Liputan6.com, Jakarta Sebuah rapat politik yang dihadiri oleh sejumlah perempuan dengan politisi di Jepang baru-baru ini menjadi sorotan setelah mereka tidak diizinkan untuk bicara selama pertemuan.
Peristiwa itu menyoroti persoalan ketimpangan gender dan seksisme dalam lingkungan politik Jepang --isu yang kemudian memaksa salah satu mantan perdana menteri di Jepang, Yoshiro Mori, mengundurkan diri dari posisinya sebagai ketua komite penyelenggara Olimpiade Tokyo.

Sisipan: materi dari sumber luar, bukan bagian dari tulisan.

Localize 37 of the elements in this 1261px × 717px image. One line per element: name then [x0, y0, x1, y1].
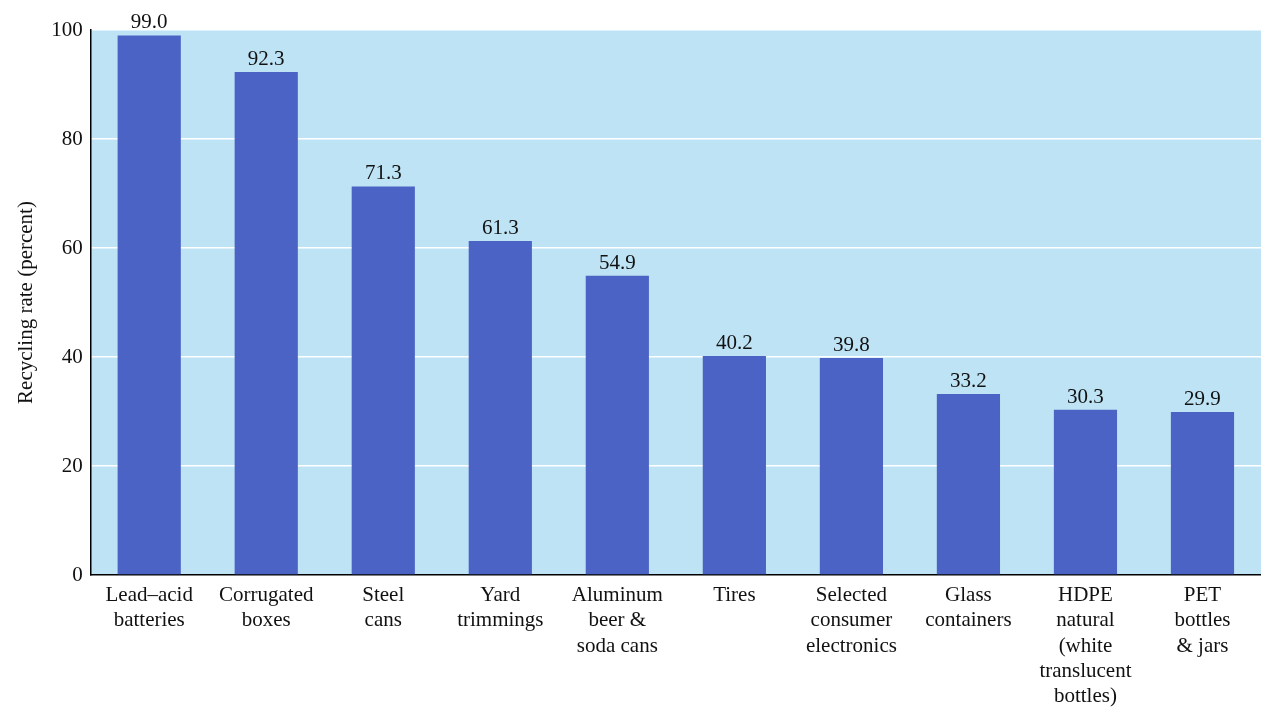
data-label: 33.2 — [950, 368, 987, 393]
data-label: 61.3 — [481, 214, 519, 239]
y-tick-label: 40 — [61, 343, 83, 368]
y-tick-label: 100 — [51, 16, 83, 41]
data-label: 71.3 — [364, 160, 402, 185]
data-label: 92.3 — [247, 45, 285, 70]
bar — [1053, 409, 1118, 575]
y-tick-label: 0 — [72, 561, 83, 586]
x-tick-label: Selected consumer electronics — [805, 582, 897, 657]
y-axis-title: Recycling rate (percent) — [13, 201, 38, 404]
bar — [117, 35, 181, 575]
data-label: 29.9 — [1184, 386, 1221, 411]
y-tick-label: 80 — [61, 125, 83, 150]
y-tick-label: 20 — [61, 452, 83, 477]
data-label: 54.9 — [598, 249, 636, 274]
bar — [351, 186, 415, 575]
data-label: 40.2 — [715, 329, 753, 354]
x-tick-label: Aluminum beer & soda cans — [571, 582, 663, 657]
data-label: 99.0 — [130, 9, 168, 34]
bar — [936, 394, 1001, 575]
bar — [468, 240, 532, 575]
x-tick-label: PET bottles & jars — [1174, 582, 1231, 657]
x-tick-label: Corrugated boxes — [219, 582, 314, 632]
x-tick-label: Tires — [713, 582, 756, 607]
data-label: 30.3 — [1067, 383, 1104, 408]
x-tick-label: HDPE natural (white translucent bottles) — [1039, 582, 1132, 707]
x-tick-label: Glass containers — [925, 582, 1012, 632]
x-tick-label: Lead–acid batteries — [105, 582, 194, 632]
bar — [585, 275, 649, 575]
bar — [819, 358, 883, 575]
y-tick-label: 60 — [61, 234, 83, 259]
x-tick-label: Steel cans — [362, 582, 405, 632]
bar — [234, 71, 298, 575]
data-label: 39.8 — [833, 332, 870, 357]
bar — [702, 355, 766, 575]
x-tick-label: Yard trimmings — [457, 582, 544, 632]
bar — [1170, 412, 1235, 575]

Rapat politik itu semula dilakukan sebagai langkah yang dirancang untuk menunjukkan bahwa partai yang berkuasa di Jepang berkomitmen pada kesetaraan gender. Namun, rencana itu justru menjadi bumerang.
Advertisement
Saksikan Juga Video Berikut Ini:
Pro Kontra Diadakannya Pertemuan
Saatnya telah tiba untuk memberi anggota perempuan dari partai Demokrat Liberal (LDP) lebih menonjol pada pertemuan-pertemuan kunci, sekretaris jenderal partai, Toshihiro Nikai, mengatakan minggu ini. Hal itu dilakukan hari setelah eks PM Mori mengundurkan diri sebagai ketua komite Olimpiade Tokyo 2020, menyusul komentarnya yang mencuat, yang mengatakan bahwa pertemuan yang dihadiri oleh para "perempuan cerewet" cenderung berlarut-larut.
Tetapi upaya Nikai untuk mengatasi kesenjangan gender yang menganga di partainya dengan cepat menjadi bumerang, ketika menjadi jelas bahwa kelompok kecil perempuan yang diharapkan untuk menghadiri pertemuan hanya dipersilakan datang, namun suara mereka tidak didengar.
LDP, yang telah memerintah Jepang hampir tidak tertandingi sejak 1955, telah mengusulkan agar kelompok perempuan dapat menghadiri pertemuan dengan 12 anggota dewan. Dewan itu terdiri dari 10 laki-laki dan dua peserta perempuan --namun dengan syarat, para kaum hawa hanya diperbolehkan menjadi pengamat yang diam.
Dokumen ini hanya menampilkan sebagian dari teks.